Arts, Culture & Media

Is the risk of photojournalism worth it?

abandoned-10yrold_wide-8e20dfd2c9365e00c01cea314867c58353605a04-s800-c85.jpeg

Saah Exco was found alone on a beach in Monrovia, Liberia, naked and abandoned. Neighbors were afraid to touch him; they were worried about Ebola.

 

Credit:

David P. Gilkey/NPR

The death of NPR photojournalist David Gilkey was a reminder of how dangerous photojournalism can be.

He and his translator, Zabihullah "Zabi" Tamann, were killed while on assignment in Afghanistan, when the convoy they were traveling in was ambushed by Taliban fighters. Photojournalists like Gilkey go places most of us wouldn’t want to go, they take pictures of things we may not want to see. They risk their lives, hoping to send back that one image that just might change someone’s mind or open someone’s heart. 

Gilkey spoke on a panel with some other public radio journalists a couple of years ago. He’d just gotten back from Liberia, where he was covering the Ebola epidemic and he told us about a single photo he took — a picture of a little boy, who looks to be 4 or 5 years old.

See more great images from photojournalists who risk their own lives to tell stories.

“We first came across him on a beach in Monrovia sitting naked, scared on a little bucket,” Gilkey said. “He was sitting on a paint bucket surrounded by about 50 people and he was clearly sick, he couldn't move. I shot video of him in the morning and then, as the day progressed, we left and we came back and somebody had moved him about, I don't know, 20 yards up to where this photograph was taken. And no one would touch him. Nobody was helping the situation.”
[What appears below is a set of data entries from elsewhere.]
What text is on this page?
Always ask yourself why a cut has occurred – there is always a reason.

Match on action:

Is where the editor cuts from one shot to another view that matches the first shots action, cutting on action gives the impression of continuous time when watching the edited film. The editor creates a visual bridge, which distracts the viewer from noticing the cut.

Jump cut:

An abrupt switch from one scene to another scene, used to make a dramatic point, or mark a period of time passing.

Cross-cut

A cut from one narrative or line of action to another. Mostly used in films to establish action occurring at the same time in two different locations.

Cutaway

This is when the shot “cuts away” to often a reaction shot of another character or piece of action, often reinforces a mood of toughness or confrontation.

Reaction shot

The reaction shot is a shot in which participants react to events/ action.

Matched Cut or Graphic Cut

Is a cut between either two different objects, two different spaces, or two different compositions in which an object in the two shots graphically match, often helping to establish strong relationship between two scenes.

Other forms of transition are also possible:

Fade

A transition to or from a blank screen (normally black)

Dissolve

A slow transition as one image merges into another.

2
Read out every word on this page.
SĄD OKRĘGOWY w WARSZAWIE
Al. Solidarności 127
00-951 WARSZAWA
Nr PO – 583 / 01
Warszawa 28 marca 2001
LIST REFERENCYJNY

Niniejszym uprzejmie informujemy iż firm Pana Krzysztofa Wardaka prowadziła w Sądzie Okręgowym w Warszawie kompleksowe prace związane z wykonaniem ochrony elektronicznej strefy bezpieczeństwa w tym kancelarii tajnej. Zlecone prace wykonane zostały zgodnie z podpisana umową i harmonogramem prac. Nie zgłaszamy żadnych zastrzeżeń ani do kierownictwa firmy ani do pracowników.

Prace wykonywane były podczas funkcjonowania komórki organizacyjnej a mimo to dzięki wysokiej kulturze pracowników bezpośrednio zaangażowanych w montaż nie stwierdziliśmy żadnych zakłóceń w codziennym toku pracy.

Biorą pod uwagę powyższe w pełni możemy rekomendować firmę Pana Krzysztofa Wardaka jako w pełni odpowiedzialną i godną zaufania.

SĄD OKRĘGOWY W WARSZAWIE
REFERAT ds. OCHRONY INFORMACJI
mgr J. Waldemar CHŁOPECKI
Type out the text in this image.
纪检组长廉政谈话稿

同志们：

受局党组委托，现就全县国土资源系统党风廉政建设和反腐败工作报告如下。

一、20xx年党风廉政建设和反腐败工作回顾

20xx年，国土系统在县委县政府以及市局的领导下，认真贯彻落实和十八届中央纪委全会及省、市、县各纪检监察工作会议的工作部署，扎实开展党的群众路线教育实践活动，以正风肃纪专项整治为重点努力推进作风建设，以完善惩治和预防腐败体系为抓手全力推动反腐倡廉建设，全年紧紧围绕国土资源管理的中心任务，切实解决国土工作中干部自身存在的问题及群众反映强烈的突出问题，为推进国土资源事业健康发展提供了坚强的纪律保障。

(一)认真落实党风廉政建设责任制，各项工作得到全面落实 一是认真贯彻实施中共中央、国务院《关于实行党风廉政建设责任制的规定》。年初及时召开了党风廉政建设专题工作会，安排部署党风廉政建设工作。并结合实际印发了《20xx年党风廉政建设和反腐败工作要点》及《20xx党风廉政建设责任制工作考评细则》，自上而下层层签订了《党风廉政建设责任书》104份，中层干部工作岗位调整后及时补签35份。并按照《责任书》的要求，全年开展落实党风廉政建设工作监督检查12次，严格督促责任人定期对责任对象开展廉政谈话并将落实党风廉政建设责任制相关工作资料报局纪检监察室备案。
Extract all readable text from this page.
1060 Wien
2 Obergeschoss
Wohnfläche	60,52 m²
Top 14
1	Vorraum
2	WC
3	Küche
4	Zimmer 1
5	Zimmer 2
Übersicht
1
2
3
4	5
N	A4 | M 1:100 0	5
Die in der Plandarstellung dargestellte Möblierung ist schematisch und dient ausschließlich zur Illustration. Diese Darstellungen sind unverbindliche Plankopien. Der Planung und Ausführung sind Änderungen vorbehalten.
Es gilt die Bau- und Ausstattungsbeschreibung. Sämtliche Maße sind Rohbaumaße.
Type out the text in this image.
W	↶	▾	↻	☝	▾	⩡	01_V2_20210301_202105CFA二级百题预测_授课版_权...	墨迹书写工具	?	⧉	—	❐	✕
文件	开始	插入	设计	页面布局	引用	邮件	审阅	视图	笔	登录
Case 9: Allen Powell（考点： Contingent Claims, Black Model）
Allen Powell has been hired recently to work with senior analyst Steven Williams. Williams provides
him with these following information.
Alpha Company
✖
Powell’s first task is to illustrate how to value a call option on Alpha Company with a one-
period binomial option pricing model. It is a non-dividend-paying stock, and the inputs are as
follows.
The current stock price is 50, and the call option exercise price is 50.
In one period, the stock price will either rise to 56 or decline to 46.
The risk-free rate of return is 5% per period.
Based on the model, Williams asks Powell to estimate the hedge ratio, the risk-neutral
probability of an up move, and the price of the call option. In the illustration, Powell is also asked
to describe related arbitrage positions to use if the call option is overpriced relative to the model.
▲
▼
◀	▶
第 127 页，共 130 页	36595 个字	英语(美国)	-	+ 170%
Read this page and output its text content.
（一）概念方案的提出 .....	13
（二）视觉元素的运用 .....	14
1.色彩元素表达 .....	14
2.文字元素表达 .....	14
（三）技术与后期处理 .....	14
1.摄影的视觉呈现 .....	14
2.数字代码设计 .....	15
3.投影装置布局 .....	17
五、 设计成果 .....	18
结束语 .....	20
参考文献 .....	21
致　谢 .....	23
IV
Gilkey and another photographer he was with, John Moore, happened to have latex gloves with them, and they gave these gloves to the locals. They stood around and asked people what they were going to do about the situation. 

“It was heartbreaking,” Gilkey said, “because the locals in this area were denying for the most part that Ebola existed, yet nobody would touch the little boy.”

Gilkey and his colleagues left the scene, but returned the next morning. The boy was gone, and someone said he had been taken to the hospital overnight. Later that afternoon Gilkey learned the boy had died. 

“It was a tremendously difficult thing to watch," Gilkey said, "because you were seeing the real face of Ebola, and how lonely it could be.” 

As a photojournalist Gilkey faced a moral dilemma. 

“The situation that unfolded, at least for me in Liberia that day, was something that I think anybody would reach out to do something. I mean, I think we all in Journalism 101 and 102 and 103 learn to know, you are not part of the scene. You have to take a step back. And this was a situation that as, on a human level, you had to do something."

"There was also just the fine line of being safe. So I couldn't pick the little boy up and take him myself to the hospital — that would be, I think, too much. And it would be putting myself at risk. But, on the same token, certainly, I had latex gloves. We had the ability to do a little something for the situation that was there and ... I don't know if that's right or wrong, but it certainly made me feel a little bit better about what I was taking pictures of.”